A Novel Method to Describe Large-Range Stress-Strain Relations of Elastic-Plastic Materials Based on Energy Equivalence Principle

Abstract

Due to the unique structure of tensile sheet specimens with a circular hole (CHS specimen), a novel method is proposed to predict the large-range uniaxial stress-strain relations of elastic-plastic materials analytically. Based on the energy equivalence principle, a load-displacement semi-analytical model of the CHS specimen is proposed. Subsequently, a semi-analytical model of constitutive parameters of elastic-plastic materials is developed by virtue of the load-displacement relation of the CHS specimen, and the prediction of the material’s stress-strain relations is obtained. To examine the validity of the models, numerical simulations with a series of materials were performed. The results demonstrated that the dimensionless load-displacement curves and stress-strain relations obtained using the proposed models correspond well with those obtained using finite element analysis.

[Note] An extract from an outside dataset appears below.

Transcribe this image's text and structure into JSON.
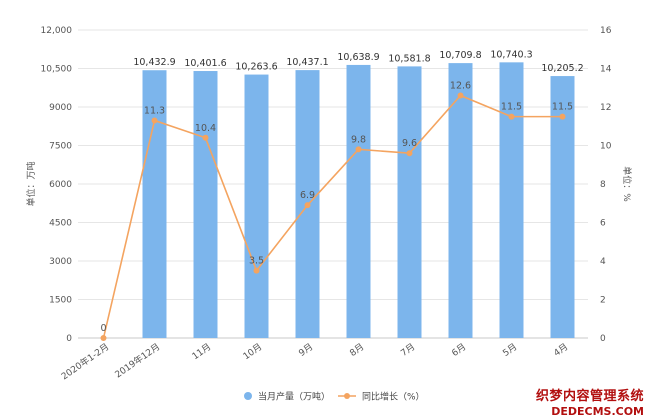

In addition, tensile tests were performed on the CHS specimen for four elastic-plastic materials (T225 titanium alloy, 6061 aluminum alloy, Q345 steel, and 3Cr13 steel), and the validity of the models is also verified by the experimental results. Compared with the conventional uniaxial tensile tests, the stress-strain relation of elastic-plastic material captured by the novel method corresponds to a larger strain, which is of great importance for engineering design and safety assessment.